Voilà que nous est offerte par la Maison Hamel-Bruneau une excellente occasion d’envisager l’envergure de l’œuvre de Lyne Lapointe. L’artiste est reconnue depuis les années 80 pour son travail in situ qu’elle a réalisé en duo avec Martha Flemming. Lapointe et Flemming, ce sont deux grands noms de l’art contemporain. De 1982 à 1996, le couple a fait un travail singulier, monumental, public et éphémère avec cette signature qui lui est unique et qu’on retrouve dans la production solo de l’artiste. En duo, elles sont intervenues dans des édifices publics désaffectés, se produisant à São Paulo (à la Biennale de 1994), à New York et surtout à Montréal. Leur production a fort probablement influencé de nombreux artistes (je risquerai le nom de Sylvain Bouthillette). Leur travail est exemplaire à bien des égards, comme nous l’apprend Rose Marie Arbour dans un texte publié dans la revue Espace en 1999. Pendant des années, le duo a refusé de diffuser la documentation de ses œuvres in situ: "C’était ainsi se situer hors l’histoire construite à coups de médiatisations, hors les pouvoirs de qui font l’histoire officielle: projet radical s’il en fut que d’affronter ainsi les institutions artistiques libérales, couramment nourries de ce qui les conteste." Elles sont par la suite entrées au musée. Tant mieux (pour nous).
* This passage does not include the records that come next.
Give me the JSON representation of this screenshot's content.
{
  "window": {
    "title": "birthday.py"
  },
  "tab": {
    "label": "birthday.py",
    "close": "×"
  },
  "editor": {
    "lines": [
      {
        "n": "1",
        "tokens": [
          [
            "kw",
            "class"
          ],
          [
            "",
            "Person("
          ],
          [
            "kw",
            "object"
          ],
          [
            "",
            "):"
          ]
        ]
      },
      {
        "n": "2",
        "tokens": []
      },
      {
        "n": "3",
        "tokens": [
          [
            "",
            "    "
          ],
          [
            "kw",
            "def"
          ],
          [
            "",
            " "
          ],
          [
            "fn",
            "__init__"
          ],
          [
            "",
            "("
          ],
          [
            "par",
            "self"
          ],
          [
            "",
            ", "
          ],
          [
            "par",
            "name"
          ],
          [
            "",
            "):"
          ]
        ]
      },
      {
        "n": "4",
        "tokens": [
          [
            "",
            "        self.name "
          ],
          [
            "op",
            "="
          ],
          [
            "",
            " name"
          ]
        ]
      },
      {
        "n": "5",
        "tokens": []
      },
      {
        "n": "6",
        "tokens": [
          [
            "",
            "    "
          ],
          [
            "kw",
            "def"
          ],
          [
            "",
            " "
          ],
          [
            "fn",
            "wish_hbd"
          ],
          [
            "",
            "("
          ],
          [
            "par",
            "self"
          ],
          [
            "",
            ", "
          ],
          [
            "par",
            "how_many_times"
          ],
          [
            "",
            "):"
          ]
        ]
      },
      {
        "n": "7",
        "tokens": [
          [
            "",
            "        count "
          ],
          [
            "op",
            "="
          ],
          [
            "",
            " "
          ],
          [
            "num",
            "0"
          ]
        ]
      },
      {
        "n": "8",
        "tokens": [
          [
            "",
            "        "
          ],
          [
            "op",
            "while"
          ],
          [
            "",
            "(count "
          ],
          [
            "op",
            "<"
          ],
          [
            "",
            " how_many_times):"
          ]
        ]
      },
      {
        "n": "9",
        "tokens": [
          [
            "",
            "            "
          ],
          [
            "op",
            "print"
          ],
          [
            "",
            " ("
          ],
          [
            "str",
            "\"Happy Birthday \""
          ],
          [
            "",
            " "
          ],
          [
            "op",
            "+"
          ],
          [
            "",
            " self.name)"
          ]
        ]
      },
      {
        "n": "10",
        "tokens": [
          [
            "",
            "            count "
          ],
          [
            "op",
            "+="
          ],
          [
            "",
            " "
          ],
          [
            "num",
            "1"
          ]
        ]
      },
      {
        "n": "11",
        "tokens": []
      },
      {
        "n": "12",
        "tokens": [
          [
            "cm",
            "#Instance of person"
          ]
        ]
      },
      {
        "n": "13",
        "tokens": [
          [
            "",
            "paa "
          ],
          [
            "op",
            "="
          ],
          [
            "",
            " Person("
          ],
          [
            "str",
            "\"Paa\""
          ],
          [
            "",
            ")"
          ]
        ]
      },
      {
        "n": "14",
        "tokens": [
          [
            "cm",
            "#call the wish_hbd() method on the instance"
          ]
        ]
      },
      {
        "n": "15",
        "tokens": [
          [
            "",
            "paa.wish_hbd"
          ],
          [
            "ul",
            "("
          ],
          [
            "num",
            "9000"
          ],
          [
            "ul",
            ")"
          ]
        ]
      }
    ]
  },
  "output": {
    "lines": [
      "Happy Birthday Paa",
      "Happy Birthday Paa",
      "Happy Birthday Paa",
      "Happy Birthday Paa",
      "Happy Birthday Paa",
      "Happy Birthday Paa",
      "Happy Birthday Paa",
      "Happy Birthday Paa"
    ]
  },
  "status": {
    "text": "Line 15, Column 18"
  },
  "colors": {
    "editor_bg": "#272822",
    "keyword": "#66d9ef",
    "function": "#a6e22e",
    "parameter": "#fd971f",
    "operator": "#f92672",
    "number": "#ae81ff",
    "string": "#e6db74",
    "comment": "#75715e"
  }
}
Depuis 1997, Lyne Lapointe poursuit un travail solo dans un esprit proche de celui du duo, mais aux dimensions plus modestes, plus sage: un travail d’atelier. La Tache aveugle regroupe un corpus d’œuvres (réalisées entre 1996 et 2002). L’ensemble épate par la qualité matérielle et par la complexité des références. Ce sont d’ailleurs les deux voies qui nous sont offertes pour appréhender cette production, indissociables l’une de l’autre. Les papiers marouflés sur des panneaux de bois, les collages et le dessin sont très minutieux et contrôlés. La facture, d’une qualité plastique exceptionnelle, se confond à celle des images et des objets anciens; l’artiste nourrit son imaginaire d’images de livres scientifiques, de cartes du ciel, de représentations d’animaux fabuleux ou de la zoologie. Lyne Lapointe puise ses références savantes dans les livres, qu’elle collectionne; elle utilise des papiers rares, qu’elle collectionne aussi. Le titre réfère également à la science. La tache aveugle est en effet un point aveugle de la rétine, une zone sans cellule sensible (imperceptible dans les conditions ordinaires de la vision) découverte au XVIIe siècle par le physicien français Mariotte.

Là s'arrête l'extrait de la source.